成亲之日,他在我轿前单膝下跪,说此生绝不负我。

成婚后他为我拒了所有通房妾室,亲笔写下“一生一世一双人”悬于书房。

京城女子无不艳羡。

那天我在他书案暗格里发现一支赤金点翠凤凰钗。

本以为这是他为我的生辰准备的惊喜。

直到长公主的春日宴上,我看见那支凤凰钗簪到了我那个庶妹的鬓边。

……沈若薇似是察觉到了我的目光,转过头来,看到我时眼中闪过一丝得意,抬手轻抚鬓边金钗。

我只觉眼前发黑,心口一阵阵的钝痛。

“备车,先回府。”

我咬着牙说道。

马车里,我掀起车帘看向长公主府的方向,宋砚舟正陪着沈若薇走出来,他侧脸温柔,伸手替她理了理被风吹乱的碎发,那是他从前只对我做的动作。

回到府中,我屏退下人,独自坐在空荡荡的书房。

抬头便看见“一生一世一双人”的牌匾,红底金字刺得我眼睛生疼。

桌上还放着宋砚舟今早写的诗,墨迹未干:执子之手,与子偕老。

多么可笑。

我拉开书案暗格,锦盒空空如也。

原来那些专情都是假的,那些誓言都是骗我的。

不多时,宋砚舟就风尘仆仆地跨进书房,墨色锦袍上还沾着些许花瓣,想来是从宴上急着赶回来的。

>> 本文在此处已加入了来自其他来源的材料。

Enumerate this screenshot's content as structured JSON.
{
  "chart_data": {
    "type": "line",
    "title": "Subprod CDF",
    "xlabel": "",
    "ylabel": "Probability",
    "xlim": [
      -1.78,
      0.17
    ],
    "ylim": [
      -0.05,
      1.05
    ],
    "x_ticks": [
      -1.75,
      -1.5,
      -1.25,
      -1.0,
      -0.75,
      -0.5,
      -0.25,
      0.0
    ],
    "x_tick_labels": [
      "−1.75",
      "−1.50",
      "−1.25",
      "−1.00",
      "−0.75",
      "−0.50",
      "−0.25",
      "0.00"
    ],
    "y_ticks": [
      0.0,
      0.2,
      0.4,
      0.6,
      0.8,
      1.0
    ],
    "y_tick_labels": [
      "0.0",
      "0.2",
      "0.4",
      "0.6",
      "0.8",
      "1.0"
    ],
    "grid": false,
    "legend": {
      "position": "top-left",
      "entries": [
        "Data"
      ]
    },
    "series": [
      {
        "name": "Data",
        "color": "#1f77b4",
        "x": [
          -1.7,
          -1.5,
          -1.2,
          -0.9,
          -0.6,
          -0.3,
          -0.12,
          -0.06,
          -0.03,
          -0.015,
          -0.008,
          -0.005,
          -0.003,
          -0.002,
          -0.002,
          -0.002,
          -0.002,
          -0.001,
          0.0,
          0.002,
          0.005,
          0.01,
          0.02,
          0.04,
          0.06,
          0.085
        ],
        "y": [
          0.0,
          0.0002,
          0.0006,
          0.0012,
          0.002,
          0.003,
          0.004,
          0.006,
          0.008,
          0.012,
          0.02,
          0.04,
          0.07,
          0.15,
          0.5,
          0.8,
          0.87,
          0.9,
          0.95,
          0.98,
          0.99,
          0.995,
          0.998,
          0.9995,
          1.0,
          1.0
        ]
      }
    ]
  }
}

他搓着手走近,眉宇间带着惯常的温柔,只是眼底藏着一丝不易察觉的慌乱。

“夫人,你怎么提前离席了?是不是宴上的点心不合胃口,还是身子不舒服?”他伸手想来探我额头,指尖刚要触到肌肤,却被我侧身避开。

他的手僵在半空。

“阿沅,阿沅,你怎么了?”我望着他,刚想开口,门外传来通报声。

“侯爷,军中有事,急召。”

宋砚舟闻言紧紧握了握我的手。

“阿沅,我今天还有事,你先好好休息。”

“等过段时间忙完了,我一定好好陪你,咱们去西郊泡温泉。”

说完他不再看我,转身就走。

我看着他的背影,忽然想起几个月前。

宋砚舟说要去城外寺庙为我祈福,一去便是三日。

现在想来,他哪是去祈福,分明是去与沈若薇私会。

那支赤金点翠凤凰钗,怕是早就备下的定情物,只等春日宴上让她展眉欢喜。

我让素心素月进了书房细细搜寻,终于在他枕下又发现了张花笺,上面是沈若薇的字迹:月下别院,静待君至。

墨迹已干,不知藏着多少个无人知晓的静待。

我怒极反笑,在我这里发誓,在她那里***,好一个专情的宋郎君啊!素心气得直哆嗦,“姑爷找谁不好,偏偏找了那个狐狸精的女儿!他难道不知道吗,当年要不是她,夫人怎么会……”他怎会不知?那年我才十岁,沈若薇的母亲柳姨娘还是父亲在外纳的外室,凭着几分姿色和手段,把父亲迷得晕头转向。

母亲性子刚烈,见不得父亲如此荒唐,上门理论时,却被父亲推下台阶,动了胎气,一尸两命。